Over 400 Ralph Lauren outlets in Mauritius were shut after a court on January 30 granted the American designer and retailer a temporary injunction against shops using its trademark.
The U.S. firm, Polo Ralph Lauren Corp., filed two cases in the Supreme Court saying it has copyright on the Ralph Lauren trademark and "polo player on horseback" logo.
The local manufacturers and retailers argue they have legal status after the government made a mistake and allowed the registration of the trademark by a local company 12 years ago.
"There will be huge job losses if the temporary injunction is enforced fully," Ajay Beegoo, Director of Captain Tasman, one of the companies selling the garments, told Reuters.

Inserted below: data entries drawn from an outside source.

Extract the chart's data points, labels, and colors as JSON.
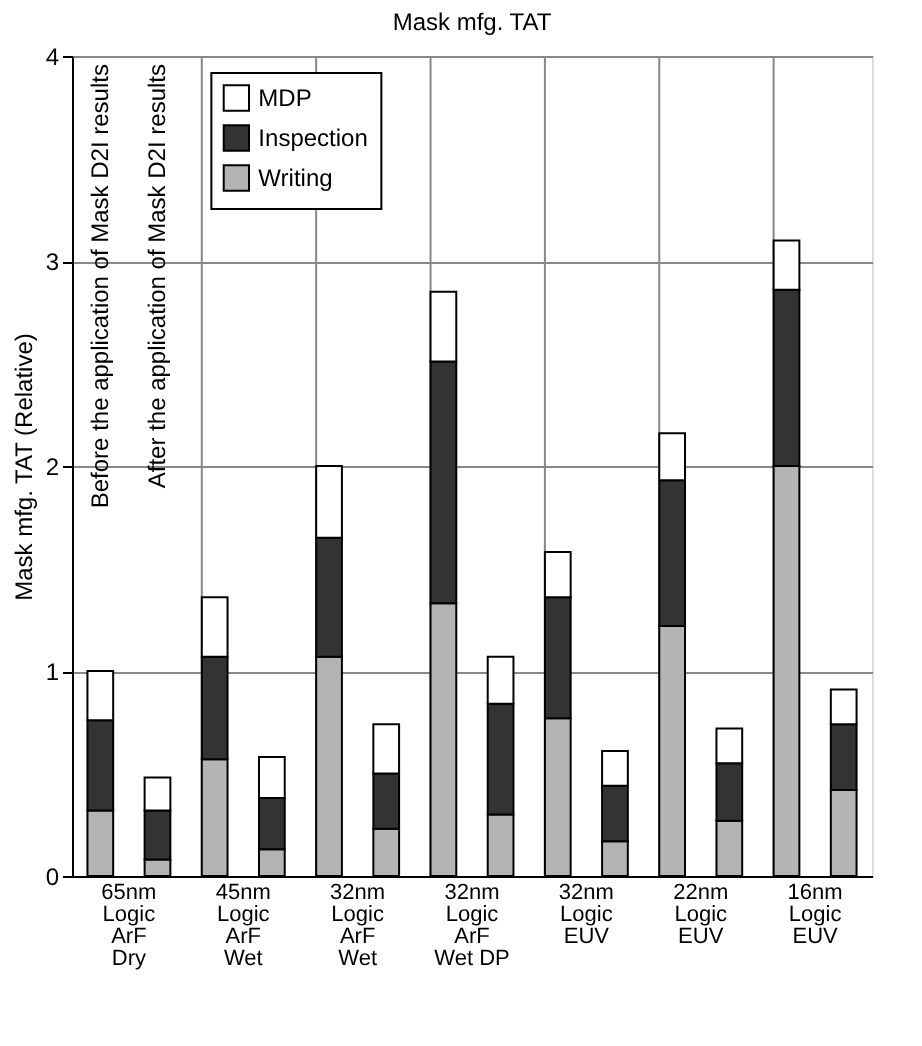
{
  "chart_data": {
    "type": "bar",
    "title": "Mask mfg. TAT",
    "ylabel": "Mask mfg. TAT (Relative)",
    "categories": [
      "65nm\nLogic\nArF\nDry",
      null,
      "45nm\nLogic\nArF\nWet",
      null,
      "32nm\nLogic\nArF\nWet",
      null,
      "32nm\nLogic\nArF\nWet DP",
      null,
      "32nm\nLogic\nEUV",
      null,
      "22nm\nLogic\nEUV",
      null,
      "16nm\nLogic\nEUV",
      null
    ],
    "series": [
      {
        "name": "Writing",
        "color": "#b4b4b4",
        "values": [
          0.32,
          0.08,
          0.57,
          0.13,
          1.07,
          0.23,
          1.33,
          0.3,
          0.77,
          0.17,
          1.22,
          0.27,
          2.0,
          0.42
        ]
      },
      {
        "name": "Inspection",
        "color": "#333333",
        "values": [
          0.44,
          0.24,
          0.5,
          0.25,
          0.58,
          0.27,
          1.18,
          0.54,
          0.59,
          0.27,
          0.71,
          0.28,
          0.86,
          0.32
        ]
      },
      {
        "name": "MDP",
        "color": "#ffffff",
        "values": [
          0.24,
          0.16,
          0.29,
          0.2,
          0.35,
          0.24,
          0.34,
          0.23,
          0.22,
          0.17,
          0.23,
          0.17,
          0.24,
          0.17
        ]
      }
    ],
    "stacked": true,
    "ylim": [
      0,
      4
    ],
    "yticks": [
      0,
      1,
      2,
      3,
      4
    ],
    "grid": true,
    "legend": "top left",
    "annotations": [
      "Before the application of Mask D2I results",
      "After the application of Mask D2I results"
    ]
  }
}
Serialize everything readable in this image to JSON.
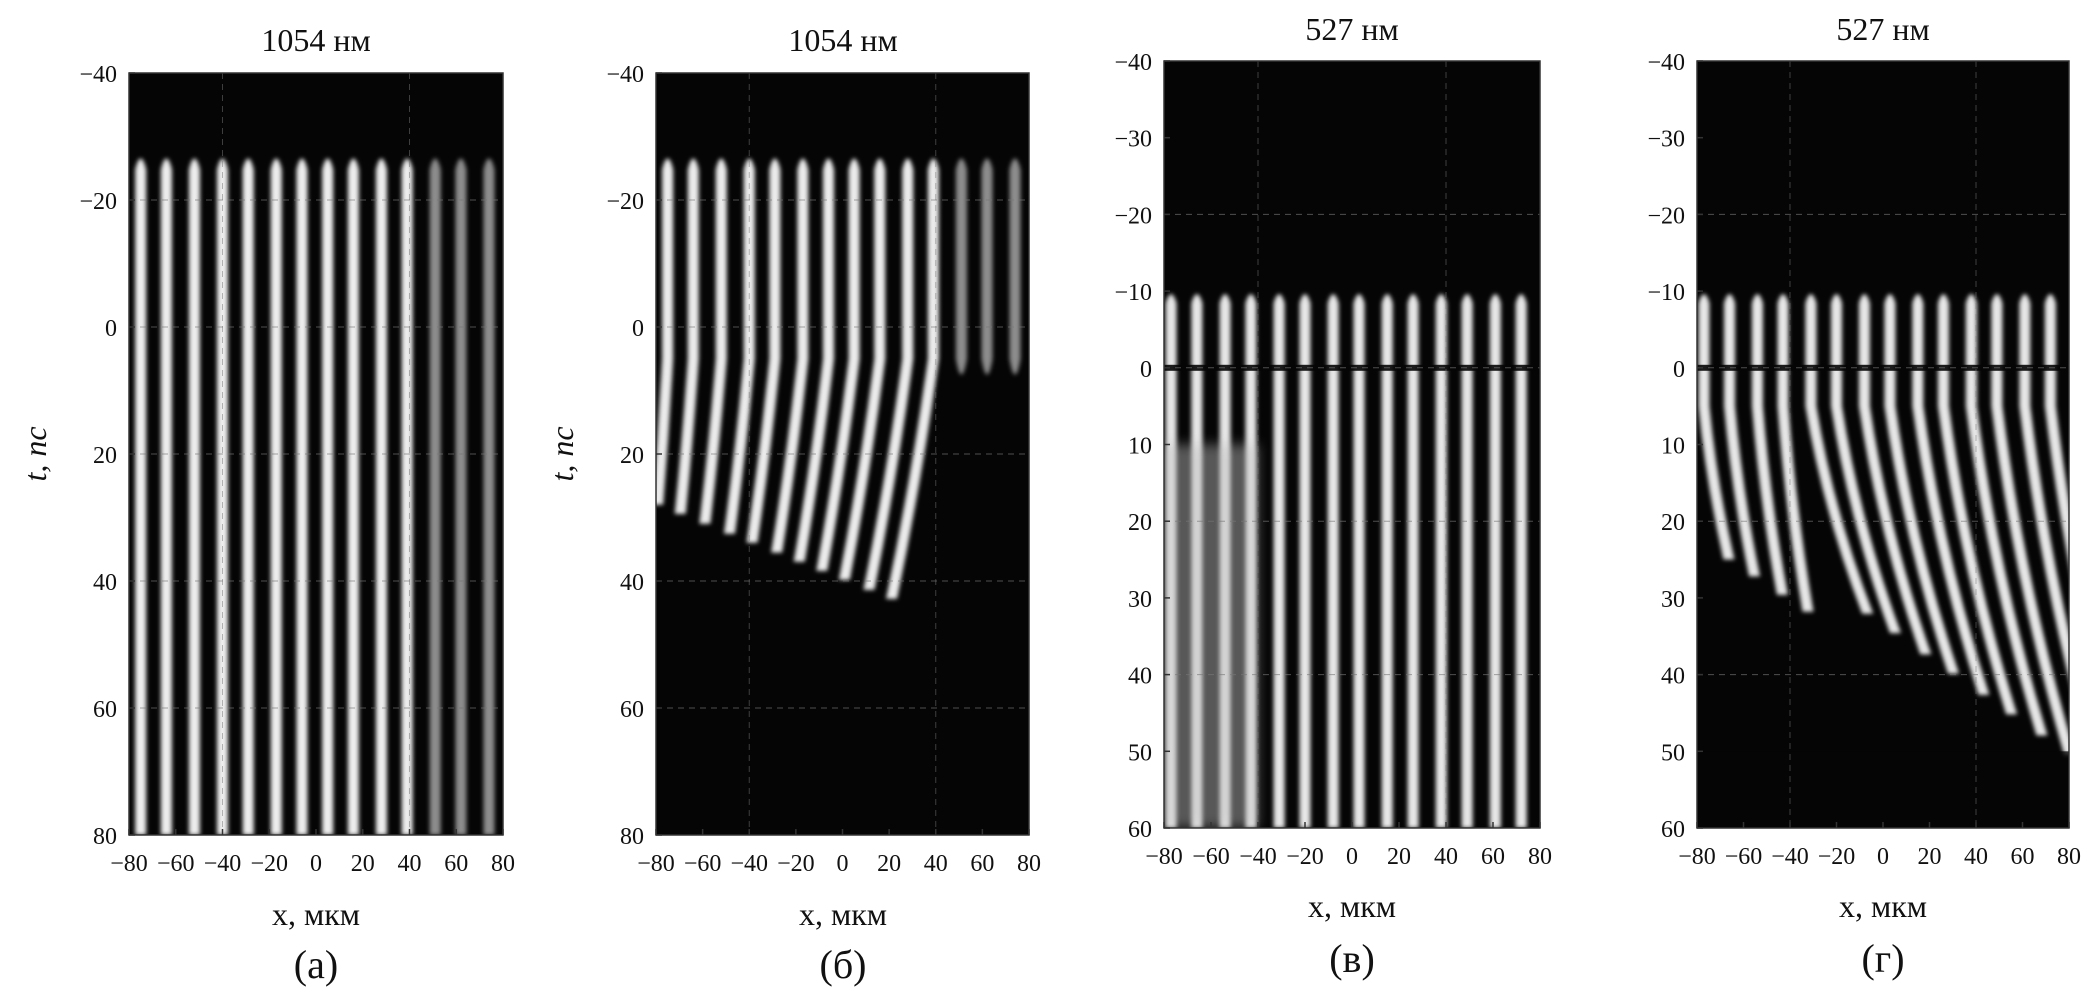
{
  "panels": [
    {
      "title": "1054 нм",
      "caption": "(а)",
      "ylabel": "t, пс",
      "xlabel": "x, мкм",
      "x_ticks": [
        -80,
        -60,
        -40,
        -20,
        0,
        20,
        40,
        60,
        80
      ],
      "y_ticks": [
        -40,
        -20,
        0,
        20,
        40,
        60,
        80
      ],
      "ylim": [
        -40,
        80
      ],
      "fringe_positions_um": [
        -75,
        -64,
        -52,
        -40,
        -29,
        -17,
        -6,
        5,
        16,
        28,
        39,
        51,
        62,
        74
      ],
      "fringe_onset_ps": -27,
      "fringe_end_ps": 80
    },
    {
      "title": "1054 нм",
      "caption": "(б)",
      "ylabel": "t, пс",
      "xlabel": "x, мкм",
      "x_ticks": [
        -80,
        -60,
        -40,
        -20,
        0,
        20,
        40,
        60,
        80
      ],
      "y_ticks": [
        -40,
        -20,
        0,
        20,
        40,
        60,
        80
      ],
      "ylim": [
        -40,
        80
      ],
      "fringe_positions_um": [
        -75,
        -64,
        -52,
        -40,
        -29,
        -17,
        -6,
        5,
        16,
        28,
        39,
        51,
        62,
        74
      ],
      "fringe_onset_ps": -27,
      "fringe_end_ps": 45
    },
    {
      "title": "527 нм",
      "caption": "(в)",
      "ylabel": "",
      "xlabel": "x, мкм",
      "x_ticks": [
        -80,
        -60,
        -40,
        -20,
        0,
        20,
        40,
        60,
        80
      ],
      "y_ticks": [
        -40,
        -30,
        -20,
        -10,
        0,
        10,
        20,
        30,
        40,
        50,
        60
      ],
      "ylim": [
        -40,
        60
      ],
      "fringe_positions_um": [
        -77,
        -66,
        -54,
        -43,
        -31,
        -20,
        -8,
        3,
        15,
        26,
        38,
        49,
        61,
        72
      ],
      "fringe_onset_ps": -10,
      "fringe_end_ps": 60
    },
    {
      "title": "527 нм",
      "caption": "(г)",
      "ylabel": "",
      "xlabel": "x, мкм",
      "x_ticks": [
        -80,
        -60,
        -40,
        -20,
        0,
        20,
        40,
        60,
        80
      ],
      "y_ticks": [
        -40,
        -30,
        -20,
        -10,
        0,
        10,
        20,
        30,
        40,
        50,
        60
      ],
      "ylim": [
        -40,
        60
      ],
      "fringe_positions_um": [
        -77,
        -66,
        -54,
        -43,
        -31,
        -20,
        -8,
        3,
        15,
        26,
        38,
        49,
        61,
        72
      ],
      "fringe_onset_ps": -10,
      "fringe_end_ps": 55
    }
  ]
}
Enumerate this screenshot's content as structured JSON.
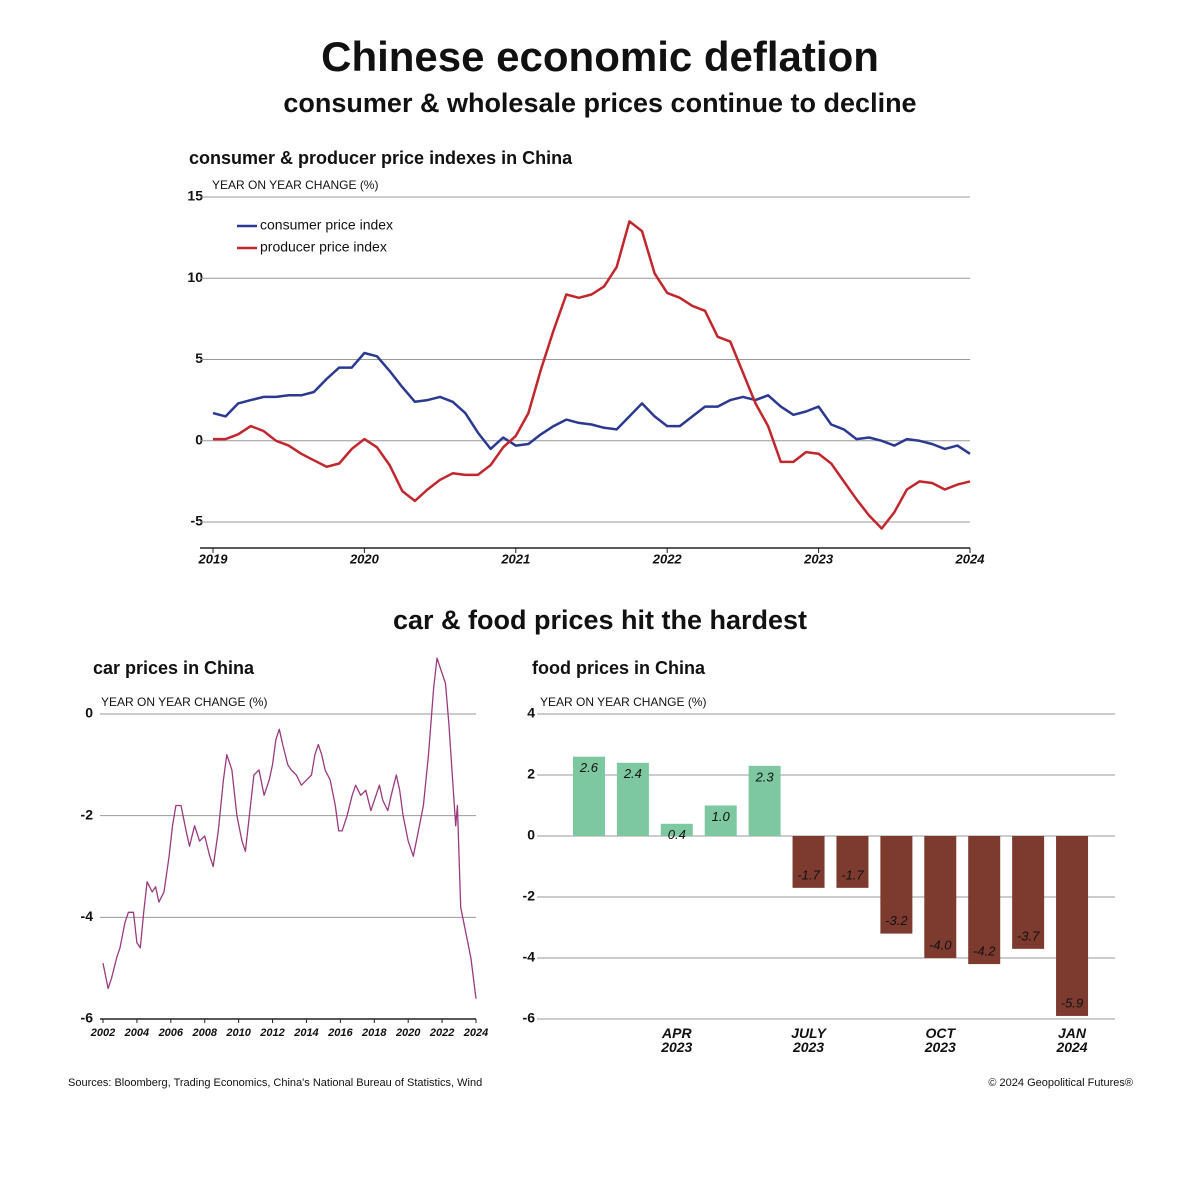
{
  "title": "Chinese economic deflation",
  "subtitle": "consumer & wholesale prices continue to decline",
  "section_title": "car & food prices hit the hardest",
  "sources": "Sources: Bloomberg, Trading Economics, China's National Bureau of Statistics, Wind",
  "copyright": "© 2024 Geopolitical Futures®",
  "chart_data": [
    {
      "type": "line",
      "title": "consumer & producer price indexes in China",
      "y_label": "YEAR ON YEAR CHANGE (%)",
      "categories": [
        "2019",
        null,
        null,
        null,
        null,
        null,
        null,
        null,
        null,
        null,
        null,
        null,
        "2020",
        null,
        null,
        null,
        null,
        null,
        null,
        null,
        null,
        null,
        null,
        null,
        "2021",
        null,
        null,
        null,
        null,
        null,
        null,
        null,
        null,
        null,
        null,
        null,
        "2022",
        null,
        null,
        null,
        null,
        null,
        null,
        null,
        null,
        null,
        null,
        null,
        "2023",
        null,
        null,
        null,
        null,
        null,
        null,
        null,
        null,
        null,
        null,
        null,
        "2024"
      ],
      "series": [
        {
          "name": "consumer price index",
          "color": "#2b3990",
          "values": [
            1.7,
            1.5,
            2.3,
            2.5,
            2.7,
            2.7,
            2.8,
            2.8,
            3.0,
            3.8,
            4.5,
            4.5,
            5.4,
            5.2,
            4.3,
            3.3,
            2.4,
            2.5,
            2.7,
            2.4,
            1.7,
            0.5,
            -0.5,
            0.2,
            -0.3,
            -0.2,
            0.4,
            0.9,
            1.3,
            1.1,
            1.0,
            0.8,
            0.7,
            1.5,
            2.3,
            1.5,
            0.9,
            0.9,
            1.5,
            2.1,
            2.1,
            2.5,
            2.7,
            2.5,
            2.8,
            2.1,
            1.6,
            1.8,
            2.1,
            1.0,
            0.7,
            0.1,
            0.2,
            0.0,
            -0.3,
            0.1,
            0.0,
            -0.2,
            -0.5,
            -0.3,
            -0.8
          ]
        },
        {
          "name": "producer price index",
          "color": "#c1272d",
          "values": [
            0.1,
            0.1,
            0.4,
            0.9,
            0.6,
            0.0,
            -0.3,
            -0.8,
            -1.2,
            -1.6,
            -1.4,
            -0.5,
            0.1,
            -0.4,
            -1.5,
            -3.1,
            -3.7,
            -3.0,
            -2.4,
            -2.0,
            -2.1,
            -2.1,
            -1.5,
            -0.4,
            0.3,
            1.7,
            4.4,
            6.8,
            9.0,
            8.8,
            9.0,
            9.5,
            10.7,
            13.5,
            12.9,
            10.3,
            9.1,
            8.8,
            8.3,
            8.0,
            6.4,
            6.1,
            4.2,
            2.3,
            0.9,
            -1.3,
            -1.3,
            -0.7,
            -0.8,
            -1.4,
            -2.5,
            -3.6,
            -4.6,
            -5.4,
            -4.4,
            -3.0,
            -2.5,
            -2.6,
            -3.0,
            -2.7,
            -2.5
          ]
        }
      ],
      "ylim": [
        -6.6,
        15
      ],
      "yticks": [
        -5,
        0,
        5,
        10,
        15
      ],
      "grid": true,
      "legend": "upper left"
    },
    {
      "type": "line",
      "title": "car prices in China",
      "y_label": "YEAR ON YEAR CHANGE (%)",
      "color": "#9b3a80",
      "x": [
        2002.0,
        2002.3,
        2002.5,
        2002.8,
        2003.0,
        2003.3,
        2003.5,
        2003.8,
        2004.0,
        2004.2,
        2004.4,
        2004.6,
        2004.9,
        2005.1,
        2005.3,
        2005.6,
        2005.9,
        2006.1,
        2006.3,
        2006.6,
        2006.9,
        2007.1,
        2007.4,
        2007.7,
        2008.0,
        2008.3,
        2008.5,
        2008.8,
        2009.1,
        2009.3,
        2009.6,
        2009.9,
        2010.2,
        2010.4,
        2010.7,
        2010.9,
        2011.2,
        2011.5,
        2011.8,
        2012.0,
        2012.2,
        2012.4,
        2012.6,
        2012.9,
        2013.1,
        2013.4,
        2013.7,
        2014.0,
        2014.3,
        2014.5,
        2014.7,
        2014.9,
        2015.1,
        2015.4,
        2015.7,
        2015.9,
        2016.1,
        2016.4,
        2016.7,
        2016.9,
        2017.2,
        2017.5,
        2017.8,
        2018.0,
        2018.3,
        2018.5,
        2018.8,
        2019.0,
        2019.3,
        2019.5,
        2019.7,
        2020.0,
        2020.3,
        2020.6,
        2020.9,
        2021.2,
        2021.5,
        2021.7,
        2021.9,
        2022.2,
        2022.4,
        2022.6,
        2022.8,
        2022.9,
        2023.1,
        2023.4,
        2023.7,
        2024.0
      ],
      "values": [
        -4.9,
        -5.4,
        -5.2,
        -4.8,
        -4.6,
        -4.1,
        -3.9,
        -3.9,
        -4.5,
        -4.6,
        -3.9,
        -3.3,
        -3.5,
        -3.4,
        -3.7,
        -3.5,
        -2.8,
        -2.2,
        -1.8,
        -1.8,
        -2.3,
        -2.6,
        -2.2,
        -2.5,
        -2.4,
        -2.8,
        -3.0,
        -2.3,
        -1.3,
        -0.8,
        -1.1,
        -2.0,
        -2.5,
        -2.7,
        -1.8,
        -1.2,
        -1.1,
        -1.6,
        -1.3,
        -1.0,
        -0.5,
        -0.3,
        -0.6,
        -1.0,
        -1.1,
        -1.2,
        -1.4,
        -1.3,
        -1.2,
        -0.8,
        -0.6,
        -0.8,
        -1.1,
        -1.3,
        -1.8,
        -2.3,
        -2.3,
        -2.0,
        -1.6,
        -1.4,
        -1.6,
        -1.5,
        -1.9,
        -1.7,
        -1.4,
        -1.7,
        -1.9,
        -1.6,
        -1.2,
        -1.5,
        -2.0,
        -2.5,
        -2.8,
        -2.3,
        -1.8,
        -0.8,
        0.5,
        1.1,
        0.9,
        0.6,
        -0.2,
        -1.2,
        -2.2,
        -1.8,
        -3.8,
        -4.3,
        -4.8,
        -5.6
      ],
      "xlim": [
        2002,
        2024
      ],
      "xticks": [
        2002,
        2004,
        2006,
        2008,
        2010,
        2012,
        2014,
        2016,
        2018,
        2020,
        2022,
        2024
      ],
      "ylim": [
        -6,
        0
      ],
      "yticks": [
        0,
        -2,
        -4,
        -6
      ],
      "grid": true
    },
    {
      "type": "bar",
      "title": "food prices in China",
      "y_label": "YEAR ON YEAR CHANGE (%)",
      "categories": [
        null,
        null,
        "APR\n2023",
        null,
        null,
        "JULY\n2023",
        null,
        null,
        "OCT\n2023",
        null,
        null,
        "JAN\n2024"
      ],
      "values": [
        2.6,
        2.4,
        0.4,
        1.0,
        2.3,
        -1.7,
        -1.7,
        -3.2,
        -4.0,
        -4.2,
        -3.7,
        -5.9
      ],
      "value_labels": [
        "2.6",
        "2.4",
        "0.4",
        "1.0",
        "2.3",
        "-1.7",
        "-1.7",
        "-3.2",
        "-4.0",
        "-4.2",
        "-3.7",
        "-5.9"
      ],
      "color": "#7dc8a1",
      "negative_color": "#7d3a2f",
      "ylim": [
        -6,
        4
      ],
      "yticks": [
        4,
        2,
        0,
        -2,
        -4,
        -6
      ],
      "grid": true
    }
  ]
}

Beegoo said that at least 7,000 jobs would be lost in factories and shops and another 10,000 people, such as packaging producers and taxi drivers, would be affected."In a small country like Mauritius, where we have a population of one million, the loss of 17,000 jobs will have negative repercussions on our local economy," Beegoo said.
The Ralph Lauren outlets are a lucrative business in Mauritius, where tourists grab everything from polo shirts to skirts at a quarter of European or U.S. prices.
According to Beegoo, the monthly turnover of the outlets totals about 250 million Mauritius rupees ($9.88 million) and their closure will result in big losses to businesses that together have invested billions of rupees.
Mauritius's foreign minister and minister of international trade, Jaya Cuttaree, agrees that the economy will suffer."I admit that it's an economic problem just like if a textile factory closed down. People will lose their jobs, but it's none of our doing," Cuttaree told Reuters. "It's up to the courts to sort this out".